UPDATE, October 2009:  We’ve been in our new home now for nearly four months.  We decided at the beginning of the year that we were serious about trying to live as self-sufficiently as possible, and started searching for a home with a larger yard.  By moving out of the city to a small town, we were able to buy a house with a 3/4 acre yard for the same price that we sold our suburban home.  We spent the summer settling into our new place, planting an orchard and berry patch, digging garden beds, and dreaming big dreams for our small-town farm.

UPDATE, February 2012:  We’re a family of four now, and have been since last spring.  Our baby is ten months old and keeps us entertained and busy!  We’re still very focused on our goal of paying off our house as soon as possible and saving as much as we can for the future.  We’ve been in our house almost three years and have paid off almost six years on our 15-year mortgage… so far, so good.  We’re still learning a lot about gardening, but we’ve had two successful years of gardening so far, and we’re excited for this summer when a lot of our fruit trees and berry bushes should start to produce more fruit.

Aside from reading everything I can find about personal finance and acting as our family CFO, I love to mountain bike, run, hike, snowboard, snowshoe (pretty much anything active and outdoors will do), and hang out with my three guys.

UPDATE, August 2014:  I’ve had a second job now for a year, and I love it.  I write content for a large website, and it’s a dream job in every way.  Our older son is in first grade now, and our little one is three.  They keep us busy and entertained, and we love watching the little men that they are growing to be.  My husband and I are working hard towards our goal of financial independence by our mid to late 40s, so we’re saving a good chunk of our income and continuing to live frugally and avoid lifestyle inflation.  Keep your eye on the prize!
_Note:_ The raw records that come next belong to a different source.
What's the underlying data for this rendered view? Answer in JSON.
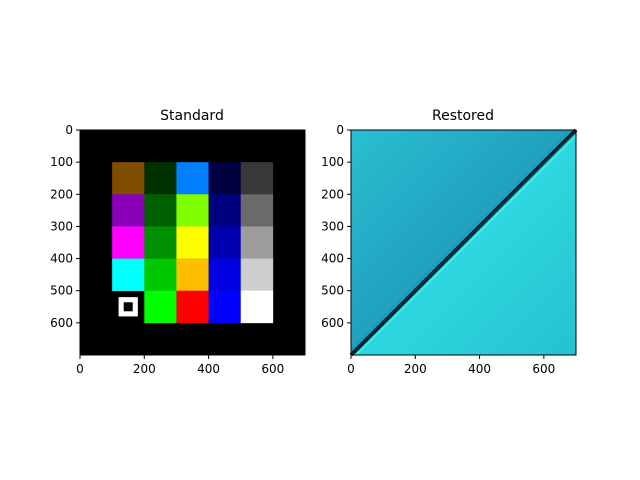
{
  "chart_data": [
    {
      "type": "heatmap",
      "title": "Standard",
      "xlim": [
        0,
        700
      ],
      "ylim": [
        700,
        0
      ],
      "x_ticks": [
        0,
        200,
        400,
        600
      ],
      "y_ticks": [
        0,
        100,
        200,
        300,
        400,
        500,
        600
      ],
      "x_tick_labels": [
        "0",
        "200",
        "400",
        "600"
      ],
      "y_tick_labels": [
        "0",
        "100",
        "200",
        "300",
        "400",
        "500",
        "600"
      ],
      "background_color": "#000000",
      "grid_origin": [
        100,
        100
      ],
      "cell_size": 100,
      "cells": [
        [
          "#804c00",
          "#003000",
          "#0080ff",
          "#000040",
          "#383838"
        ],
        [
          "#8800b8",
          "#006000",
          "#80ff00",
          "#000080",
          "#6a6a6a"
        ],
        [
          "#ff00ff",
          "#009000",
          "#ffff00",
          "#0000b0",
          "#9c9c9c"
        ],
        [
          "#00ffff",
          "#00c800",
          "#ffbf00",
          "#0000e0",
          "#cecece"
        ],
        [
          null,
          "#00ff00",
          "#ff0000",
          "#0000ff",
          "#ffffff"
        ]
      ],
      "marker": {
        "shape": "hollow-square",
        "x": 150,
        "y": 550,
        "color": "#ffffff"
      }
    },
    {
      "type": "heatmap",
      "title": "Restored",
      "xlim": [
        0,
        700
      ],
      "ylim": [
        700,
        0
      ],
      "x_ticks": [
        0,
        200,
        400,
        600
      ],
      "y_ticks": [
        0,
        100,
        200,
        300,
        400,
        500,
        600
      ],
      "x_tick_labels": [
        "0",
        "200",
        "400",
        "600"
      ],
      "y_tick_labels": [
        "0",
        "100",
        "200",
        "300",
        "400",
        "500",
        "600"
      ],
      "upper_region_color": "#26b8cc",
      "lower_region_color": "#2ed8de",
      "diagonal_from": [
        0,
        700
      ],
      "diagonal_to": [
        700,
        0
      ],
      "diagonal_color": "#0d1f24"
    }
  ]
}
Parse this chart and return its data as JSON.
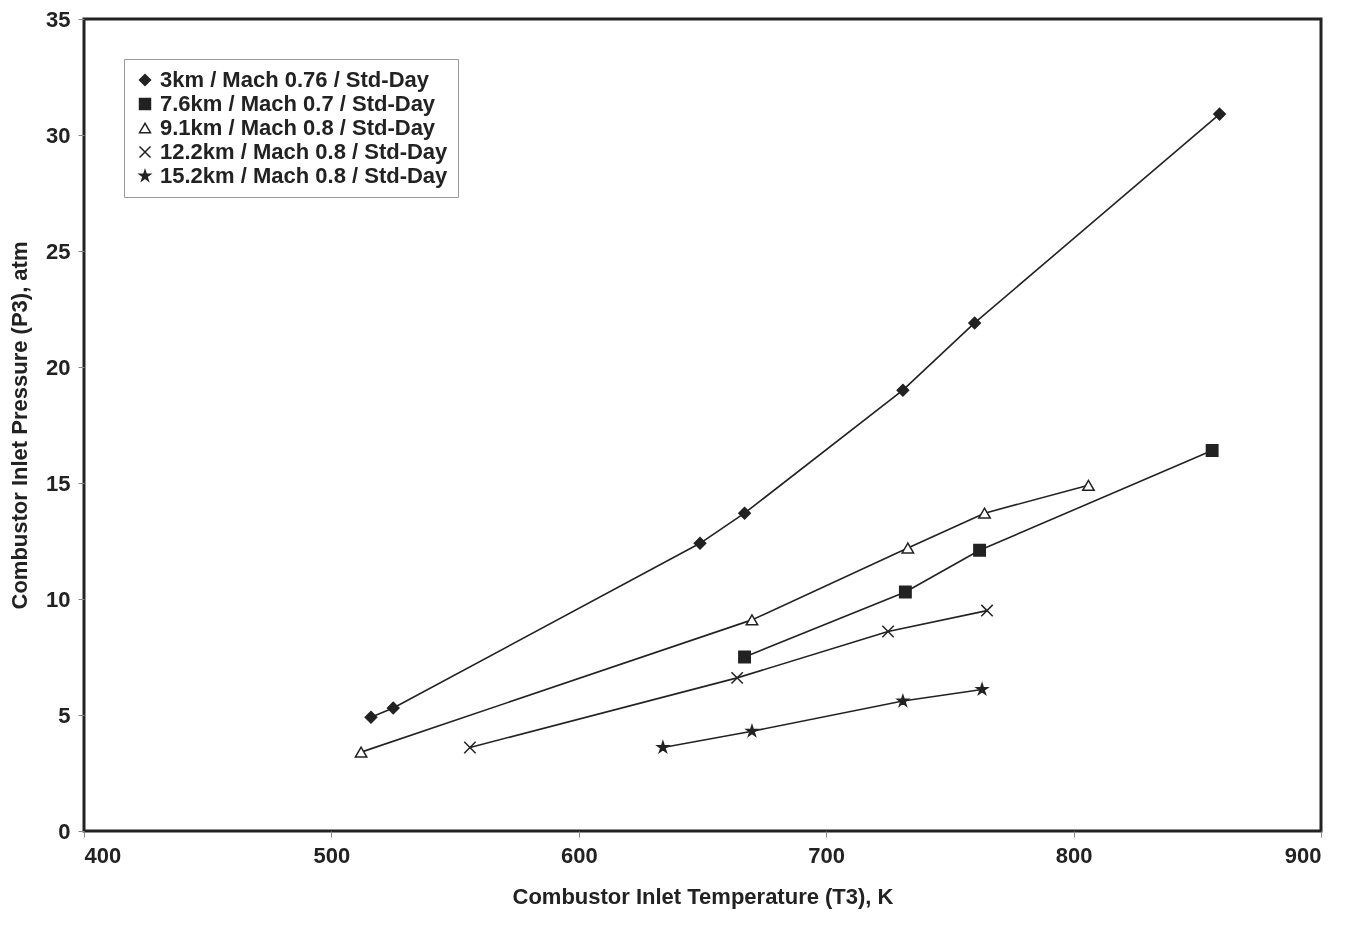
{
  "chart_data": {
    "type": "line",
    "xlabel": "Combustor Inlet Temperature (T3), K",
    "ylabel": "Combustor Inlet Pressure (P3), atm",
    "xlim": [
      400,
      900
    ],
    "xticks": [
      400,
      500,
      600,
      700,
      800,
      900
    ],
    "ylim": [
      0,
      35
    ],
    "yticks": [
      0,
      5,
      10,
      15,
      20,
      25,
      30,
      35
    ],
    "grid": false,
    "legend": "top left",
    "line_style": "solid",
    "series": [
      {
        "name": "3km / Mach 0.76 / Std-Day",
        "color": "#222222",
        "marker": "diamond",
        "x": [
          516,
          525,
          649,
          667,
          731,
          760,
          859
        ],
        "values": [
          4.9,
          5.3,
          12.4,
          13.7,
          19.0,
          21.9,
          30.9
        ]
      },
      {
        "name": "7.6km / Mach 0.7 / Std-Day",
        "color": "#222222",
        "marker": "square",
        "x": [
          667,
          732,
          762,
          856
        ],
        "values": [
          7.5,
          10.3,
          12.1,
          16.4
        ]
      },
      {
        "name": "9.1km / Mach 0.8 / Std-Day",
        "color": "#222222",
        "marker": "triangle",
        "x": [
          512,
          670,
          733,
          764,
          806
        ],
        "values": [
          3.4,
          9.1,
          12.2,
          13.7,
          14.9
        ]
      },
      {
        "name": "12.2km / Mach 0.8 / Std-Day",
        "color": "#222222",
        "marker": "cross",
        "x": [
          556,
          664,
          725,
          765
        ],
        "values": [
          3.6,
          6.6,
          8.6,
          9.5
        ]
      },
      {
        "name": "15.2km / Mach 0.8 / Std-Day",
        "color": "#222222",
        "marker": "star",
        "x": [
          634,
          670,
          731,
          763
        ],
        "values": [
          3.6,
          4.3,
          5.6,
          6.1
        ]
      }
    ]
  }
}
You can email me at frugalbabe5 at gmail

Thanks for reading, and happy savings!

Note about commissions and advertising:  My blog generates a small amount of revenue from both text link advertising (non commission, just a set fee from the advertisers each month) and affiliate advertising (in the form of e-books that can be found on my sidebar and occasionally in relevant blog posts).  If you purchase an e-book that you found via my site, please assume that I will receive a commission on the sale.

I do not publish sponsored posts.  That means that I don’t accept guest posts from advertisers who write an article and include their links in it.  I also do not do product reviews.  I will occasionally review a book or e-book that gets sent to me – if I do, there will be a disclosure on the post indicating that the book was given to me.  But you won’t find paid product reviews on my site.  Although I sometimes go several days between posts, I work hard to make sure that my content is my own.

There are occasionally affiliate links on my blog, but they are relatively rare.  When a blogger I like publishes an e-book, I usually sign up to be an affiliate and write a post linking to the book.  But I’ll never recommend e-books unless I really like them myself.

Most of the income I earn from this site comes from text link ads and graphic banner ads that are displayed on my sidebar, or at the bottom of posts I write (separated from the body of the post).  The income I earn from this site is not huge, but it has helped me to be a stay at home mom, and I’m grateful to my readers for supporting my site all these years.  Thank you!

Disclaimer:  I often write about how our family manages money and lives frugally.  As with anything you read online, please don’t take this as direct advice for your specific situation.  I’m not a financial planner or certified anything.  I’m a wife and mom working to make my family’s financial future as secure as possible.  I welcome discussion on the blog and love to see your ideas in the comments section.  But please make your own decisions about what to do for your own finances – don’t do something just because I (or anyone else you know) did it.